Metadata-Version: 2.2
Name: titans-unofficial
Version: 1.0.6
Summary: Unofficial PyTorch implementation of Titans: Learning to Memorize at Test Time
Home-page: https://github.com/Shehryar718/titans-unofficial
Author: Shehryar Sohail
Author-email: hafizshehryar@gmail.com
Classifier: Development Status :: 3 - Alpha
Classifier: Intended Audience :: Science/Research
Classifier: License :: OSI Approved :: MIT License
Classifier: Operating System :: OS Independent
Classifier: Programming Language :: Python :: 3
Classifier: Programming Language :: Python :: 3.10
Classifier: Topic :: Scientific/Engineering :: Artificial Intelligence
Requires-Python: >=3.10
Description-Content-Type: text/markdown
License-File: LICENSE
Requires-Dist: torch==2.5.1
Requires-Dist: numpy==1.22.0
Requires-Dist: einops==0.8.0
Requires-Dist: transformers==4.47.1
Requires-Dist: matplotlib==3.8.4
Requires-Dist: tqdm==4.67.1
Requires-Dist: pytest==8.3.4
Provides-Extra: dev
Requires-Dist: pytest>=8.3.4; extra == "dev"
Requires-Dist: black>=22.0.0; extra == "dev"
Requires-Dist: isort>=5.10.0; extra == "dev"
Requires-Dist: flake8>=4.0.0; extra == "dev"
Dynamic: author
Dynamic: author-email
Dynamic: classifier
Dynamic: description
Dynamic: description-content-type
Dynamic: home-page
Dynamic: provides-extra
Dynamic: requires-dist
Dynamic: requires-python
Dynamic: summary

# Unofficial Implementation of Titans: Learning to Memorize at Test Time

[![PyPI version](https://img.shields.io/pypi/v/titans-unofficial.svg)](https://pypi.org/project/titans-unofficial/)
[![Python 3.10+](https://img.shields.io/badge/python-3.10+-blue.svg)](https://www.python.org/downloads/release/python-3100/)
[![License: MIT](https://img.shields.io/badge/License-MIT-yellow.svg)](https://opensource.org/licenses/MIT)

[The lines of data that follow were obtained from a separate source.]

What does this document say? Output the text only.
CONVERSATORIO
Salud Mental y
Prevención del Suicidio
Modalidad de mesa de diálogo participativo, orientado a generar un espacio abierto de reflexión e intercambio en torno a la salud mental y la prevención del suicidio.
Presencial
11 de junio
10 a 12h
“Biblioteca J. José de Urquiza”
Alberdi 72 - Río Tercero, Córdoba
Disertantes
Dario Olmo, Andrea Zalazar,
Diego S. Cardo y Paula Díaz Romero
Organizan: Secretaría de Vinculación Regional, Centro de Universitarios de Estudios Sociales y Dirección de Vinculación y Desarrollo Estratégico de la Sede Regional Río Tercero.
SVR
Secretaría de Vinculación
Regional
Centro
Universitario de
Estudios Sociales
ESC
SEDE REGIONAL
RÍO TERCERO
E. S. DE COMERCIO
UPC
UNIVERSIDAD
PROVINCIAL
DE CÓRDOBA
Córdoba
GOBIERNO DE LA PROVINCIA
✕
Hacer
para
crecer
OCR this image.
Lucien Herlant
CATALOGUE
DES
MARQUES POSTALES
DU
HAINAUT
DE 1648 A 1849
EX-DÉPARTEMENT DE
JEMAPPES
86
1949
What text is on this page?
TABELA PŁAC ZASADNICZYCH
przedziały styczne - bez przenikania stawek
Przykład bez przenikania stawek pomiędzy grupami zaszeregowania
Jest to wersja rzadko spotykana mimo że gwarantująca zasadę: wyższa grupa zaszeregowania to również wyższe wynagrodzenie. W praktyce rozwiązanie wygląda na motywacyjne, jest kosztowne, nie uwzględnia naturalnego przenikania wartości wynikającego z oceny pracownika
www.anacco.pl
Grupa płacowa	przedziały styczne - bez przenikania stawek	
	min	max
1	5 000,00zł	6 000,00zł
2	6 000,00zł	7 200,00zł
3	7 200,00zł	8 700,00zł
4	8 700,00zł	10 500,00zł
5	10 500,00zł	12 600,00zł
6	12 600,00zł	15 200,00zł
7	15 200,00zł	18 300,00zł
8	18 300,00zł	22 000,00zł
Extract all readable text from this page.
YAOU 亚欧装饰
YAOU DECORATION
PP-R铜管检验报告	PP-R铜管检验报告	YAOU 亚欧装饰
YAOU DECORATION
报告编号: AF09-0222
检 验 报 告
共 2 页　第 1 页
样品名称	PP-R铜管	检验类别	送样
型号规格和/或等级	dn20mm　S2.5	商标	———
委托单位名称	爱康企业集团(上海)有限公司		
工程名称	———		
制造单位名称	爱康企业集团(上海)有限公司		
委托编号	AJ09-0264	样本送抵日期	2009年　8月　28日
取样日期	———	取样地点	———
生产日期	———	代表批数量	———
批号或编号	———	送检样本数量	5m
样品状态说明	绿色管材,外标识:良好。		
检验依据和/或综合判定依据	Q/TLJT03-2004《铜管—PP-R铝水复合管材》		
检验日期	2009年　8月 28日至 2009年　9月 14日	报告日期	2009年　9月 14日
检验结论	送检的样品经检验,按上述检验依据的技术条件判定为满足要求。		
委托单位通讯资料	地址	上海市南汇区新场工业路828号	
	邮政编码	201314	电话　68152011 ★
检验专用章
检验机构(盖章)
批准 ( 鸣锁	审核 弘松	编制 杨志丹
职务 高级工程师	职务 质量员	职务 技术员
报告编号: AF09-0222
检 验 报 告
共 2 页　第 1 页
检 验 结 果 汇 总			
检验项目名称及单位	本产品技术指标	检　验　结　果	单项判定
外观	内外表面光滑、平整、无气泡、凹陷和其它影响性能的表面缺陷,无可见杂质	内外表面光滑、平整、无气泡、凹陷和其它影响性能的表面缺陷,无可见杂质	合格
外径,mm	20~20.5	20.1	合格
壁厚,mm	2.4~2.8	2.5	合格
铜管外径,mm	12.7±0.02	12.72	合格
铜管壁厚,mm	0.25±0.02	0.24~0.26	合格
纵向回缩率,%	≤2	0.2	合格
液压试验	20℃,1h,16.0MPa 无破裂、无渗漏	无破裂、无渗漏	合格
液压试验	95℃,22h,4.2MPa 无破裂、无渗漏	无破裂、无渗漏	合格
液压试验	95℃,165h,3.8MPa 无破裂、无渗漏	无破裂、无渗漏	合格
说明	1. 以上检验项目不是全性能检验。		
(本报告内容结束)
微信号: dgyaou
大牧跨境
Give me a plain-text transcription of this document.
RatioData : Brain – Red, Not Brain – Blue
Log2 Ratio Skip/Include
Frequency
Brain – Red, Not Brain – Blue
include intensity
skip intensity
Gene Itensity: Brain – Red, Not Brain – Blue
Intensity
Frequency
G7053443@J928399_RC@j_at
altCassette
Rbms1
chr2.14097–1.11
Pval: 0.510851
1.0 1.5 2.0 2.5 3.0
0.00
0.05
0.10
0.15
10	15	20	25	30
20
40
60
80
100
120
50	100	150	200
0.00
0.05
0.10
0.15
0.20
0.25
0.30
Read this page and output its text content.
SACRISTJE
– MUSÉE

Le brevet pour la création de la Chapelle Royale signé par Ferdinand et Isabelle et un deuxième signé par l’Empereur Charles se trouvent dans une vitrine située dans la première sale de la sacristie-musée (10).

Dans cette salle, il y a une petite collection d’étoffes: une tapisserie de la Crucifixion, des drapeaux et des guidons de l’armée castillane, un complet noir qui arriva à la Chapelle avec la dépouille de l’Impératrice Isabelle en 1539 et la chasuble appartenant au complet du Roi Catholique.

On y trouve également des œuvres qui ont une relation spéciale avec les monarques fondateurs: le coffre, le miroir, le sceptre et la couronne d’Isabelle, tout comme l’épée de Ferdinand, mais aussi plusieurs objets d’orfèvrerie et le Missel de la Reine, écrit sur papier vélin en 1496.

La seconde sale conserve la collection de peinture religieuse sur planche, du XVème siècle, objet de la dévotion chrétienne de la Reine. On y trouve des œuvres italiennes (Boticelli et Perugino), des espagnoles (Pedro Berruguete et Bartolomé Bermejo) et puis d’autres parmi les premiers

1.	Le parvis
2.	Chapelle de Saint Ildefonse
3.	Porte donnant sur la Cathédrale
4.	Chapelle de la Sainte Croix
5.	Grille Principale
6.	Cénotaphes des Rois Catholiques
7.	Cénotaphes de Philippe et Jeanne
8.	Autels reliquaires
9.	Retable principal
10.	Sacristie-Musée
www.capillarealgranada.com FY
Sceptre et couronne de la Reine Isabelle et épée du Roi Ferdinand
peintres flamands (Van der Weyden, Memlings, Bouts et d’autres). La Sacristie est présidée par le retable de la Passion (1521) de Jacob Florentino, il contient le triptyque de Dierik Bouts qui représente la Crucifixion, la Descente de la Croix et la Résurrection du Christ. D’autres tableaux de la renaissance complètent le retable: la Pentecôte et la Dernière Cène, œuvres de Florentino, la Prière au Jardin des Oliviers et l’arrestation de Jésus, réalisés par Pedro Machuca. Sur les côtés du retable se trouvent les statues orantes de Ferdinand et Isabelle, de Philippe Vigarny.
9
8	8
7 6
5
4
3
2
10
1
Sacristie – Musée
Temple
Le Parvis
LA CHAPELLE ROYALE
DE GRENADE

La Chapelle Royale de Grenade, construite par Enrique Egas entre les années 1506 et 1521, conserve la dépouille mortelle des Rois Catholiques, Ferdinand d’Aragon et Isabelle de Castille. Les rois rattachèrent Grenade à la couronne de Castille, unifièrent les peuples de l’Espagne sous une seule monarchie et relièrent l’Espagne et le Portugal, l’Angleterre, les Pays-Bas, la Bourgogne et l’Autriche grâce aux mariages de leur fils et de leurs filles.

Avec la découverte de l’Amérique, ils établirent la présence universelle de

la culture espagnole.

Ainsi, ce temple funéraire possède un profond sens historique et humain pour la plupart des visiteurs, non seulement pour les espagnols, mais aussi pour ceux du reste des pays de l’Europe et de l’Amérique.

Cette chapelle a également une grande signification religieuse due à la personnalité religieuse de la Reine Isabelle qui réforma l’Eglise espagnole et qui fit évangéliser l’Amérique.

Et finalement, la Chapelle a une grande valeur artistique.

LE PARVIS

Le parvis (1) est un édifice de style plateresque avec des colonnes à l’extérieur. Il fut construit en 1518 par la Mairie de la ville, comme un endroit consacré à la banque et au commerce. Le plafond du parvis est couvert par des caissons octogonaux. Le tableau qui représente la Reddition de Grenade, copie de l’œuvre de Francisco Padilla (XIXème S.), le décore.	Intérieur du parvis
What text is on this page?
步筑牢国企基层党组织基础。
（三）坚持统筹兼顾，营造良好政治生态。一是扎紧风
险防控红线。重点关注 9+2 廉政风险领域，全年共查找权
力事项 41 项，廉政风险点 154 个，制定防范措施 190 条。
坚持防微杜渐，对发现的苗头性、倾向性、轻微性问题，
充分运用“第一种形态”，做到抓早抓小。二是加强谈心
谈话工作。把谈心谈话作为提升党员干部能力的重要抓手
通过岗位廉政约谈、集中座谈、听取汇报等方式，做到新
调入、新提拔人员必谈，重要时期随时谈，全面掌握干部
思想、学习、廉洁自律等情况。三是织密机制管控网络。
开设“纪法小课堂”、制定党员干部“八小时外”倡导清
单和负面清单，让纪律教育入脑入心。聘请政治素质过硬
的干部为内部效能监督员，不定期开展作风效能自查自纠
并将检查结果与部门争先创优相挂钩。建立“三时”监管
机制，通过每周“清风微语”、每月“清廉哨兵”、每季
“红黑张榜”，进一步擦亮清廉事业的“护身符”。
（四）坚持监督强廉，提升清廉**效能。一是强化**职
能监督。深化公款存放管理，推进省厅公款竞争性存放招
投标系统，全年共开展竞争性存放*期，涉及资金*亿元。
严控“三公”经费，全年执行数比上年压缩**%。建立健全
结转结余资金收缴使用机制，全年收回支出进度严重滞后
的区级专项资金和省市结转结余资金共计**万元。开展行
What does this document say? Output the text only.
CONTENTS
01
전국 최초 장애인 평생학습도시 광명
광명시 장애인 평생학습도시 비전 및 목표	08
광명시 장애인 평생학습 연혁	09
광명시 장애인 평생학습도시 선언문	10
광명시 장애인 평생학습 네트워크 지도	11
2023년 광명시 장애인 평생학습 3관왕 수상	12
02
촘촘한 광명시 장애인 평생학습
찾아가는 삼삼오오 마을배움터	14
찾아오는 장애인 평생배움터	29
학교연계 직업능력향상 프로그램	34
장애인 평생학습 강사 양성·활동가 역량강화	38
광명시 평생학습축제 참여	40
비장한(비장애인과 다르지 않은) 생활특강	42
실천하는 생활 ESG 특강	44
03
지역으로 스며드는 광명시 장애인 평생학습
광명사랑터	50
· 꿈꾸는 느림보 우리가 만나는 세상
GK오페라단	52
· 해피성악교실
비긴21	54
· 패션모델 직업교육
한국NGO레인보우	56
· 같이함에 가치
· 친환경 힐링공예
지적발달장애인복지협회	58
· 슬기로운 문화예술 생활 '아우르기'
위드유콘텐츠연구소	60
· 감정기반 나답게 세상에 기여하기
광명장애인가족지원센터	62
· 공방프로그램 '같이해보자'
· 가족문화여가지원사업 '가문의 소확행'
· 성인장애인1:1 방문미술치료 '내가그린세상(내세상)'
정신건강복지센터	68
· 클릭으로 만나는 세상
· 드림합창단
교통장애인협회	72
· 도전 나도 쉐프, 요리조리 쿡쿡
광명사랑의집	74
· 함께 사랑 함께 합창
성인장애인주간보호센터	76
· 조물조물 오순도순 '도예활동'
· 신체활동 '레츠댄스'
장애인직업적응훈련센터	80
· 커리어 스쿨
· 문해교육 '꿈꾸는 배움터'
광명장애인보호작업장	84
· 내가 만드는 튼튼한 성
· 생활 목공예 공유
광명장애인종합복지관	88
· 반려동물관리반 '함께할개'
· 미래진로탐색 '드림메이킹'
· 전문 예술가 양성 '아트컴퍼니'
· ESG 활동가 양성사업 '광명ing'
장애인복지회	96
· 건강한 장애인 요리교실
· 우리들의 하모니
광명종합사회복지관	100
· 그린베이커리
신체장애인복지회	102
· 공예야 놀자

This is an unofficial PyTorch implementation of the paper ["Titans: Learning to Memorize at Test Time"](https://arxiv.org/abs/2501.00663) by Ali Behrouz, Peilin Zhong, and Vahab Mirrokni.

## Overview

Titans is a novel neural architecture that combines attention-based short-term memory with a neural long-term memory module. The architecture addresses the limitations of both recurrent models (which compress data into fixed-size memory) and attention mechanisms (which have quadratic complexity).

### Key Features

- **Neural Long-term Memory**: A module that learns to memorize historical context
- **Persistent Memory**: Learnable tokens that encode task-specific knowledge
- **Three Architectural Variants**:
  - MAC (Memory as Context): Uses memory as context for attention
  - MAG (Memory as Gate): Combines memory with core branch using gating
  - MAL (Memory as Layer): Integrates memory as a separate layer

## Installation

### From PyPI (Recommended)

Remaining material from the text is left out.